Übernachtet hatte im Hotel „Orania“ am Kreuzberger Oranienplatz. Zum Gespräch erscheint er wie seit vielen Jahren in klassisch existenzialistischem Schwarz gekleidet, die Haare sind altersgemäß ergraut. Wer ihn kennt, weiß, auf eine Frage antwortet er mit einer Kaskade von Sätzen. Zum Beispiel, was sich in der Welt der Gastronomie seit der Schließung des „elBulli“ 2011 geändert habe. „Nun, die Herde, Öfen, Konvektomaten und elektrischen Küchengeräte seien dank digitaler Technik noch präziser zu handhaben. Yuzu hat in die Küchen Einzug gehalten, Shizo, überhaupt Japan. Eine fantastische Küche, von dort könnte der nächste Impuls kommen“, so Adrià. „Und dann gibt es noch den wundersamen Erfolg der Burrata. Die kannten vor 15 Jahren nur die Menschen in Süditalien. Heute findet sich Büffelmozzarella in jedem Supermarktkühlregal.“

Ferran Adrià ist der Mastermind der Küche der Emotionen.

Keine 300 Meter vom Hotel „Orania“ entfernt befand sich vor 15 Jahren, zu Hochzeiten der international Molekularküche genannten , Adrià nennt sie heute Küche der Emotionen oder metaforische Küche, das Geschäft „El Taller“. Hier konnten Essenverrückte,heute heißen sie Foodies, und Feinschmeckerenthusiasten Zutaten wie Xanthan, Lecitin und Alginat, Geräte wie Siphons und kaufen konnten. Damit ließen sich dekonstruierte Köstlichkeiten wie Olivenölperlen, Jakobsmsucheln mit Luft von der Lycheefrucht oder Sphären genannte Schäume, etwa von Melonen zaubern. Der Meister lächelt kurz, „das ist lange her.“ Berlin sei gastronomisch noch immer eine aufregende Stadt. Zuletzt gegessen hat er im einzigen Drei-Sterne-Restaurant Berlins, dem „Rutz“ unter der Ägide von Marco Müller. „Grandios“, erinnert er sich. Wie viele Spitzenköche arbeitet auch Müller mit den von Adriá entwickelten Techniken.

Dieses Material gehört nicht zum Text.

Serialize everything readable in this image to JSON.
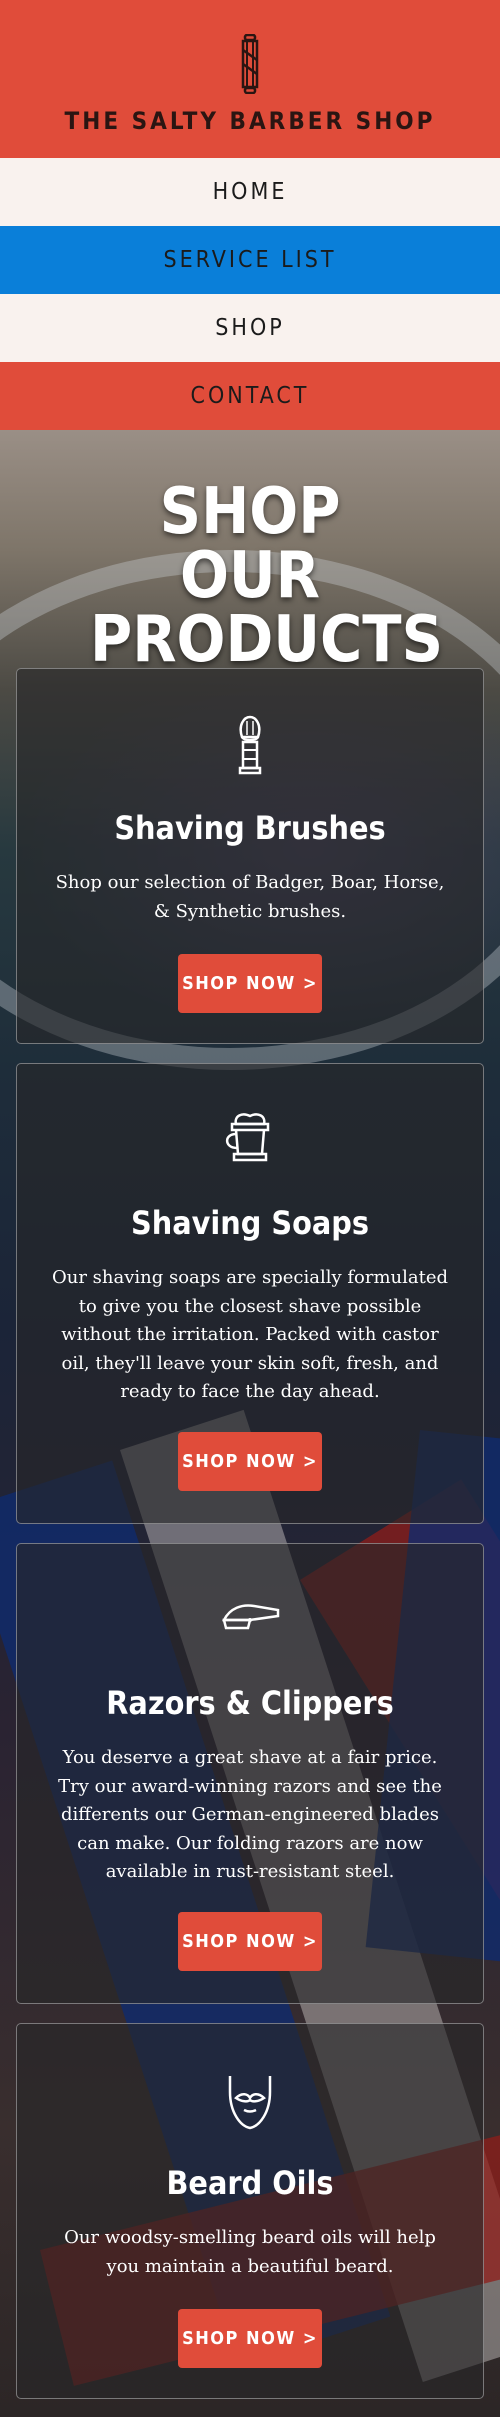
{
  "header": {
    "site_title": "THE SALTY BARBER SHOP",
    "logo_icon": "barber-pole-icon",
    "background_color": "#e04c3a"
  },
  "nav": {
    "items": [
      {
        "label": "HOME",
        "color": "#f9f2ee"
      },
      {
        "label": "SERVICE LIST",
        "color": "#0a7fd9"
      },
      {
        "label": "SHOP",
        "color": "#f9f2ee"
      },
      {
        "label": "CONTACT",
        "color": "#e04c3a"
      }
    ]
  },
  "main": {
    "heading": "SHOP OUR PRODUCTS",
    "cards": [
      {
        "icon": "shaving-brush-icon",
        "title": "Shaving Brushes",
        "text": "Shop our selection of Badger, Boar, Horse, & Synthetic brushes.",
        "button_label": "SHOP NOW >"
      },
      {
        "icon": "shaving-soap-mug-icon",
        "title": "Shaving Soaps",
        "text": "Our shaving soaps are specially formulated to give you the closest shave possible without the irritation. Packed with castor oil, they'll leave your skin soft, fresh, and ready to face the day ahead.",
        "button_label": "SHOP NOW >"
      },
      {
        "icon": "straight-razor-icon",
        "title": "Razors & Clippers",
        "text": "You deserve a great shave at a fair price. Try our award-winning razors and see the differents our German-engineered blades can make. Our folding razors are now available in rust-resistant steel.",
        "button_label": "SHOP NOW >"
      },
      {
        "icon": "beard-icon",
        "title": "Beard Oils",
        "text": "Our woodsy-smelling beard oils will help you maintain a beautiful beard.",
        "button_label": "SHOP NOW >"
      }
    ]
  },
  "colors": {
    "accent": "#e04c3a",
    "nav_blue": "#0a7fd9",
    "cream": "#f9f2ee"
  }
}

Zum Vortrag bei der Berlin Food Week kamen 150 Foodies und Köche

Seit der Schließung des Restaurants vor 13 Jahren kocht Adrià nicht mehr. „In den letzten Jahren vor der Schließung habe ich auch schon weniger gekocht als vielmehr in unserer Werkstatt, mit meinen Bruder Albert und Küchenchef Soler experimentiert und kreiiert. Die Gänge haben 45 Köche hergestellt.“ Insgesamt haben im elBulli rund 2.000 Kocheleven seine Techniken gelernt, darunter spätere 3-Sterne-Köche wie René Redzepi vom Kopenhagener „Noma“ oder Massimo Bottura von der „Osteria Francescana“ in Modena.

Der Grund für die Schließung des „elBulli“? „Wir waren mit dreimal 44 neuen Gängen in der Saison an unsere konzeptionellen Grenzen gestoßen“, konstatiert er ohne Wehmut. Seit der Schließung des „elBulli“ habe er mehr als einhundert Projekte realisiert, eine Gastronomie-Stiftung gegründet, mit seinem Bruder Albert zwei enzyklopädische Dutzend Kochbücher bei Bullipedia veröffentlicht. Im vergangenen Jahr besuchte er 80 Städte rund um den Globus, noch immer gilt Adrià vielen Feinschmeckern und Foodies gastronomischer Heilsbringer. Auch zum Vortrag über die Produkte der Region Katalonien und die Evolution der Gastronomie im Rahmen der „Berlin Food Week“ kamen mehr als 150 Köche und Foodies.

Ferran Adrià ist der Mastermind der Küche der Emotionen.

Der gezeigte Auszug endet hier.